People ran away from despotism to America, but those people were unable to fight despotism in their own countries. If everyone runs, then there will be no place left to run.
I think it’s the other way around. Those large entities break all the same laws and rules as others and then get to the point where they can influence the creation of a regulatory moat around themselves to prevent competitors from taking the same path as them.
True but lets take examples one by one to see what we can learn : Spotify was doing illegal things until they made a deal to become legal and not to be trialed over what they done. Seems like business deals is what saved them, not regulatory capture (the regulations around IP for music pre existed Spotify)
Sure that is what saved them initially, but following that early 2010’s period of hemorrhaging money and eventual recovery, then they started digging that moat.
Very interesting thank you for the links. I'm not knowledgeable in the Music Modernization Act, but maybe some of this lobbying is to avoid being sued rather than building legal long term moat
Same would be the case for YouTube. Google case was different in that AFAIK there wasn't any obvious legal problem with indexing, and, back then, they were actually doing everyone a favor.
Hardly anyone had any issue with Google search until the time when news media screwed themselves over by going all in on ads, overdoing it, then trying to bring back the paywall, only to realize no one is actually browsing their sites but instead relies on Google to find specific articles. All kinds of legal and technical nonsense started happening (and then Google improved the blurbs under search results and added the "answer box", leading publishers big and small to collectively lose their minds...).
And then news media in Canada got even worse a few years ago. They demanded the government make a law so that when Google or Facebook even links to an article, they must pay the news org. Google decided to pay the link tax. Facebook decided to block all news links.
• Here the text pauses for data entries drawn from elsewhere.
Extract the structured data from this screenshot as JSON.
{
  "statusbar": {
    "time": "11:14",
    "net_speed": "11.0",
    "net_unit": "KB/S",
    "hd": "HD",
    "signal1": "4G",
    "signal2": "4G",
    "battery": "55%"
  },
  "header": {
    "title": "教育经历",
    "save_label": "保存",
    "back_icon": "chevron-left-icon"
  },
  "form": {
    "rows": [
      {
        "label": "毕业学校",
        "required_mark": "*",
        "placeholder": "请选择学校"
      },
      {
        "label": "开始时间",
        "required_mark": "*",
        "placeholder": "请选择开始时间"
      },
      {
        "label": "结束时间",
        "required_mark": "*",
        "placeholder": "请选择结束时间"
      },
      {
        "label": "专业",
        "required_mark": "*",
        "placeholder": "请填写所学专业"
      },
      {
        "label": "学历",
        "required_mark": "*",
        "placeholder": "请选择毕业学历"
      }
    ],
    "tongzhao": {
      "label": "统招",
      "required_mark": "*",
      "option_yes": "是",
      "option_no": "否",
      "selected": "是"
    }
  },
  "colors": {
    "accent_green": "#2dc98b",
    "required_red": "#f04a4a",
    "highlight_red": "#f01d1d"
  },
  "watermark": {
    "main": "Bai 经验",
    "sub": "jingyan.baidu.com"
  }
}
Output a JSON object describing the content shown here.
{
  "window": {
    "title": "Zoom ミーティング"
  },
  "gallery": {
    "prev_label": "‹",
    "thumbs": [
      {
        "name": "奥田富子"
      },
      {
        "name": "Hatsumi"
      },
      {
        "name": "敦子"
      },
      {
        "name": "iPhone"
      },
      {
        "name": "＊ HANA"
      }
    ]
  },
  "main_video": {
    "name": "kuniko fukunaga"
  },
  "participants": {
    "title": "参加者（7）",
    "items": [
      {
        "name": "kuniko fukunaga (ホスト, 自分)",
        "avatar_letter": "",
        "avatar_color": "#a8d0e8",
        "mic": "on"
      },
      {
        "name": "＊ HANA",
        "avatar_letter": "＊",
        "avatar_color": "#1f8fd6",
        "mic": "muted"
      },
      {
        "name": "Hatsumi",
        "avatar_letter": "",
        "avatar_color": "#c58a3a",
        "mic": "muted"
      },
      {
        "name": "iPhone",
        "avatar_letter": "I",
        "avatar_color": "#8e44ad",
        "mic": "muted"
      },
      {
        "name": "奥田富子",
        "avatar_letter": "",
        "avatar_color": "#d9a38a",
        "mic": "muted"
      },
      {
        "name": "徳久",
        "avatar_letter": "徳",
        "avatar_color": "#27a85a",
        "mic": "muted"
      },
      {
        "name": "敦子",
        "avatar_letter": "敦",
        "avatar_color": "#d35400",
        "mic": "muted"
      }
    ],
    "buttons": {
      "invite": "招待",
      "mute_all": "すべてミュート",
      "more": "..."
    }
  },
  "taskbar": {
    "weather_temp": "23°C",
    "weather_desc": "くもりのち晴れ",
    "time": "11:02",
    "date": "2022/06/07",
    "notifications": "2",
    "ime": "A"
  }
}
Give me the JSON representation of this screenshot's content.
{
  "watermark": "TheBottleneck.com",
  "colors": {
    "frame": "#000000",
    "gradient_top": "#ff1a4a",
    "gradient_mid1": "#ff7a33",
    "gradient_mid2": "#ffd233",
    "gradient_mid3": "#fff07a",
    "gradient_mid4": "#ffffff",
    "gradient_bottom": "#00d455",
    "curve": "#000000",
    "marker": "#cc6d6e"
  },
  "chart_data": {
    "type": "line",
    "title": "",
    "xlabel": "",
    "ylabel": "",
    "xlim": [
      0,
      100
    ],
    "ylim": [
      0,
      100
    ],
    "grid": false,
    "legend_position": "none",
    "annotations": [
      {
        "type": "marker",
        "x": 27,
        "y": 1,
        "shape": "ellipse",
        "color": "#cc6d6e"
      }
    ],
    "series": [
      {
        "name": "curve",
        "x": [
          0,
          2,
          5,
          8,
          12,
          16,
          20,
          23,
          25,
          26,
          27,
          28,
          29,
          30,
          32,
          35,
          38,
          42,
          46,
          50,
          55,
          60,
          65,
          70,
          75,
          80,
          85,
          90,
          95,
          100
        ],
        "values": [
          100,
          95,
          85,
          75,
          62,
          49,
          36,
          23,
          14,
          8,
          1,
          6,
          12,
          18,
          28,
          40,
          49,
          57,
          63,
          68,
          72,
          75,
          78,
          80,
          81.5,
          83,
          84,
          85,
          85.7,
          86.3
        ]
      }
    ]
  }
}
From talking to people, most think that Facebook is the villain, in reality it's the news orgs in collusion with state power. https://en.wikipedia.org/wiki/Online_News_Act , https://www.justice.gc.ca/eng/csj-sjc/pl/charter-charte/c18_...
I guess I sort of understand where this idea comes from, and when I was young I was totally into it, but now being in the corporate world for a decade and having my own small business, I just don't really see it anymore.
Big corps tend to be extremely conscientious of the the law. The law may not be ideal, but they tend to be hyper aware of it and have lawyers to ensure it. Small companies on the other hand are the wild fucking west, and tend to be overflowing with "turn a blind eye to that".
What big corps love is regulation that is expensive for small shops to overcome. They can drop $500k on a product cert no problem, be legally in the clear (and graciously compliant!), while making it near impossible for small guys to compete.
Maybe the main difference with other democratic countries is that the US is currently losing the absolute domination they had on the world for the last few decades? The societal impact of this turnaround seems massive for the locals and apparently not easy to digest.